Yo me giro hacia él.

—¿A Isabel? ¿Mi Isabel?

—Nuestra Isabel —me corrige él—. Sí.

—¿Vais a prometerla en matrimonio, a una niña que todavía no ha cumplido los cuatro años, a la familia del hombre que asesinó a su abuelo?

—Así es. Ha sido una guerra entre primos y la reconciliación ha de ser también entre primos. Y vos, querida mía, no me lo impediréis. Tengo que obligar a Warwick a que haga las paces conmigo. Tengo que entregarle una parte importante de la riqueza de Inglaterra. De ese modo, incluso le doy la posibilidad de que su linaje herede el trono.

—Es un traidor y un asesino ¿y pensáis que vais a casar a mi pequeña con su sobrino?

—Así es —contesta Eduardo en tono firme.

—Juro que eso no sucederá nunca —respondo con fiereza—. Yo digo más: vaticino que no habrá de suceder.

Eduardo sonríe.

—Me inclino ante vuestra superior clarividencia —me dice, y acto seguido nos hace una amplia reverencia a mi madre y a mí—. Y sólo el tiempo demostrará si vuestra predicción fue certera o fallida. Pero entretanto, mientras yo sea el rey de Inglaterra y tenga poder para entregar a mi hija en matrimonio a quien yo desee, haré todo lo que esté en mi mano para impedir que vuestros enemigos os ahoguen a las dos por brujas u os estrangulen en el cruce de caminos. Y os digo, como soberano que soy, que la única manera de lograr que vosotras y todas las mujeres de este reino, junto con sus hijos, estén a salvo como es debido consiste en poner fin a esta guerra.

Warwick regresa a la corte en calidad de querido amigo y leal mentor. Hemos de comportarnos como una familia que riñe de vez en cuando, pero cuyos miembros también se aman. Eduardo lo está haciendo bastante bien. Saludo a Warwick con una sonrisa tan gélida como una montaña cubierta de hielo. Se espera que me comporte como si este hombre no fuera el asesino de mi padre y de mi hermano, además del carcelero de mi esposo.
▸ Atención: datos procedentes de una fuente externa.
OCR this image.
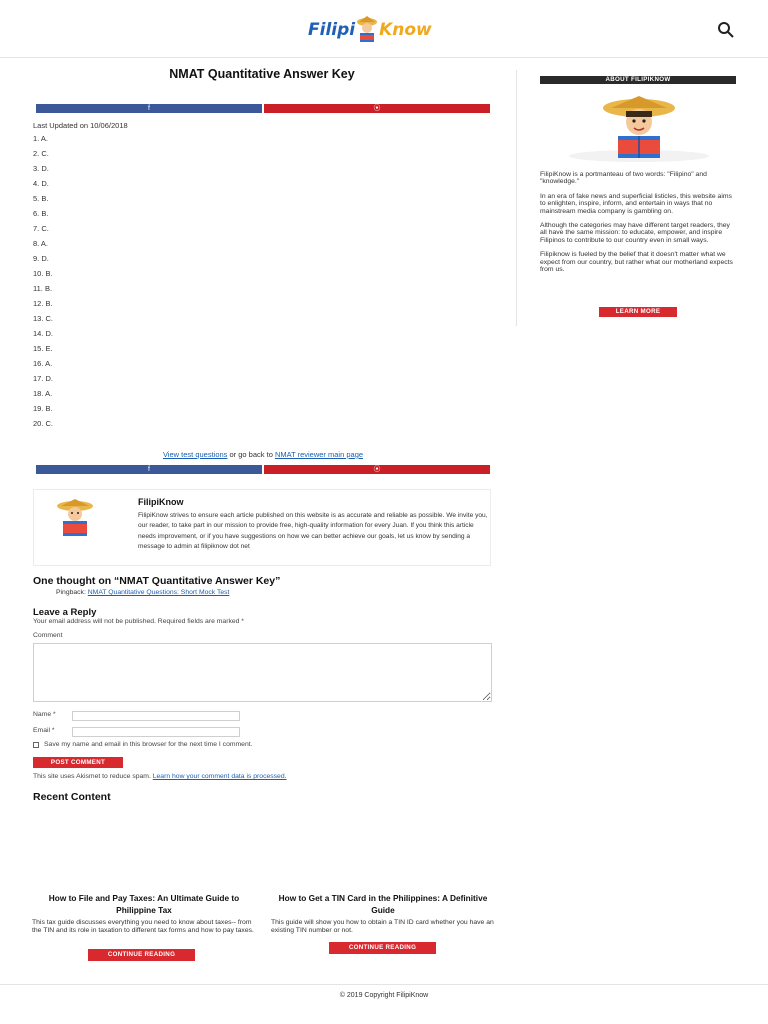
Filipi Know
NMAT Quantitative Answer Key
f	⦿
Last Updated on 10/06/2018
1. A.
2. C.
3. D.
4. D.
5. B.
6. B.
7. C.
8. A.
9. D.
10. B.
11. B.
12. B.
13. C.
14. D.
15. E.
16. A.
17. D.
18. A.
19. B.
20. C.
View test questions or go back to NMAT reviewer main page
f	⦿
FilipiKnow
FilipiKnow strives to ensure each article published on this website is as accurate and reliable as possible. We invite you, our reader, to take part in our mission to provide free, high-quality information for every Juan. If you think this article needs improvement, or if you have suggestions on how we can better achieve our goals, let us know by sending a message to admin at filipiknow dot net
One thought on “NMAT Quantitative Answer Key”
Pingback: NMAT Quantitative Questions: Short Mock Test
Leave a Reply
Your email address will not be published. Required fields are marked *
Comment
Name *
Email *
Save my name and email in this browser for the next time I comment.
POST COMMENT
This site uses Akismet to reduce spam. Learn how your comment data is processed.
Recent Content
How to File and Pay Taxes: An Ultimate Guide to Philippine Tax
This tax guide discusses everything you need to know about taxes-- from the TIN and its role in taxation to different tax forms and how to pay taxes.
CONTINUE READING
How to Get a TIN Card in the Philippines: A Definitive Guide
This guide will show you how to obtain a TIN ID card whether you have an existing TIN number or not.
CONTINUE READING
ABOUT FILIPIKNOW

FilipiKnow is a portmanteau of two words: "Filipino" and "knowledge."

In an era of fake news and superficial listicles, this website aims to enlighten, inspire, inform, and entertain in ways that no mainstream media company is gambling on.

Although the categories may have different target readers, they all have the same mission: to educate, empower, and inspire Filipinos to contribute to our country even in small ways.

Filipiknow is fueled by the belief that it doesn't matter what we expect from our country, but rather what our motherland expects from us.

LEARN MORE
© 2019 Copyright FilipiKnow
Hago lo que se me ha ordenado: no dejo escapar ni una sola palabra de rabia, pero Warwick sabe, sin necesidad de que se lo diga nadie, que se ha ganado un peligroso enemigo para el resto de su vida.
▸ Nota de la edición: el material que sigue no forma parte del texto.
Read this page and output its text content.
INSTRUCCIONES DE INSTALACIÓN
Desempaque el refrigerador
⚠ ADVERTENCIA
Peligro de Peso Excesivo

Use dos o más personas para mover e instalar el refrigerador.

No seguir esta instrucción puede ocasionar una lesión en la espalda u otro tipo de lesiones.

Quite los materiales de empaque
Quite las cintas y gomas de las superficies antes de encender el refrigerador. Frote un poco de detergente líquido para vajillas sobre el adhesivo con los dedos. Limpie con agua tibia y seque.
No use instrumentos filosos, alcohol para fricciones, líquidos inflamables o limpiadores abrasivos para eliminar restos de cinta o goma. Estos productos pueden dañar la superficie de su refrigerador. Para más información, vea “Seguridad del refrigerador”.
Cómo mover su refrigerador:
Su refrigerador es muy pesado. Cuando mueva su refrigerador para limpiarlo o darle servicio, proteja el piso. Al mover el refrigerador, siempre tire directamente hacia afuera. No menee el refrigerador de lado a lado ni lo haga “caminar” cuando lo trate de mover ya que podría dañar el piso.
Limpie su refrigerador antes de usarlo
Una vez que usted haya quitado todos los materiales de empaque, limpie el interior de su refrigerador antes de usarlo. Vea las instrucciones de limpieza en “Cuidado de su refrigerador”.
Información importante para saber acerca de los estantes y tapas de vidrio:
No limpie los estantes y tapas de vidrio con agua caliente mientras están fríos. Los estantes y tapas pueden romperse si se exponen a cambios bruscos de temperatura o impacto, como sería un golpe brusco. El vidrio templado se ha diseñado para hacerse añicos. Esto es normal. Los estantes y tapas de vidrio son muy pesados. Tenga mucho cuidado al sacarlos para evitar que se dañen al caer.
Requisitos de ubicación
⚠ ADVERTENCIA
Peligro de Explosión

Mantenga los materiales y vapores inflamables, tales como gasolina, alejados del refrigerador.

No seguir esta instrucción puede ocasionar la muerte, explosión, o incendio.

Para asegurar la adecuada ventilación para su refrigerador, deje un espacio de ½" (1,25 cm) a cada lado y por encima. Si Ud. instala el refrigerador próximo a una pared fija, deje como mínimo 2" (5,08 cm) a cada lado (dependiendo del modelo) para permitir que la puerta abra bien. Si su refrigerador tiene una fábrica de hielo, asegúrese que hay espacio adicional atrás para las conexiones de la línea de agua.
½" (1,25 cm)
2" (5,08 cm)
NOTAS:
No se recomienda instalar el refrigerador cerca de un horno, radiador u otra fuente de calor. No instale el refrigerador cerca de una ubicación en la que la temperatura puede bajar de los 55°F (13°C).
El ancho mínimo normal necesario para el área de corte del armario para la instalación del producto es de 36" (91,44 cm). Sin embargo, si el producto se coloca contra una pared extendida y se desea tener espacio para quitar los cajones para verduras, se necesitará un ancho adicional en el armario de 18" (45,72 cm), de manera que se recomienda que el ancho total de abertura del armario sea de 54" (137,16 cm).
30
Sabe que yo no puedo decir nada y la breve reverencia que me hace al saludarme implica triunfo.

—Excelencia —me dice con voz calmosa.

Como me ocurre siempre con él, me siento en desventaja, igual que una niña. Él es un gran hombre de mundo que ya trazaba planes para el destino de este reino cuando yo todavía estaba practicando los modales que debía mostrar para con lady Grey, mi suegra, y obedeciendo a mi primer esposo. Me mira como si debiera estar dando de comer a las gallinas de Grafton.

Mi deseo es mostrarme glacial, pero me temo que tan sólo doy la impresión de estar de mal humor.

—Bienvenido de nuevo a la corte —digo de mala gana.

—Siempre tan gentil —responde él con una sonrisa—. Nacida para ser reina.

Mi hijo Thomas Grey lanza una pequeña exclamación de enfado, rabioso como el niño que es, y sale de la habitación.

Warwick se vuelve hacia mí con una ancha sonrisa.

—Ah, los jóvenes —comenta—. Un muchacho prometedor.

—Al menos me alegro de que no estuviera con su abuelo y su querido tío en Edgecote Moor —replico llena de odio hacia él.

—¡Oh, lo mismo digo!

Puede que logre que me sienta idiota y puede que, por mi condición de mujer, no pueda hacer nada; pero lo que pueda hacer, lo haré. En mi joyero hay un estuche de plata vieja y ennegrecida dentro del cual, encerrado a oscuras, guardo su nombre, Richard Neville, y el de Jorge, duque de Clarence. Ambos están escritos con mi sangre en el trozo de papel que arranqué de la carta postrera de mi padre. Éstos son mis enemigos. Los he maldecido y he de verlos muertos a mis pies.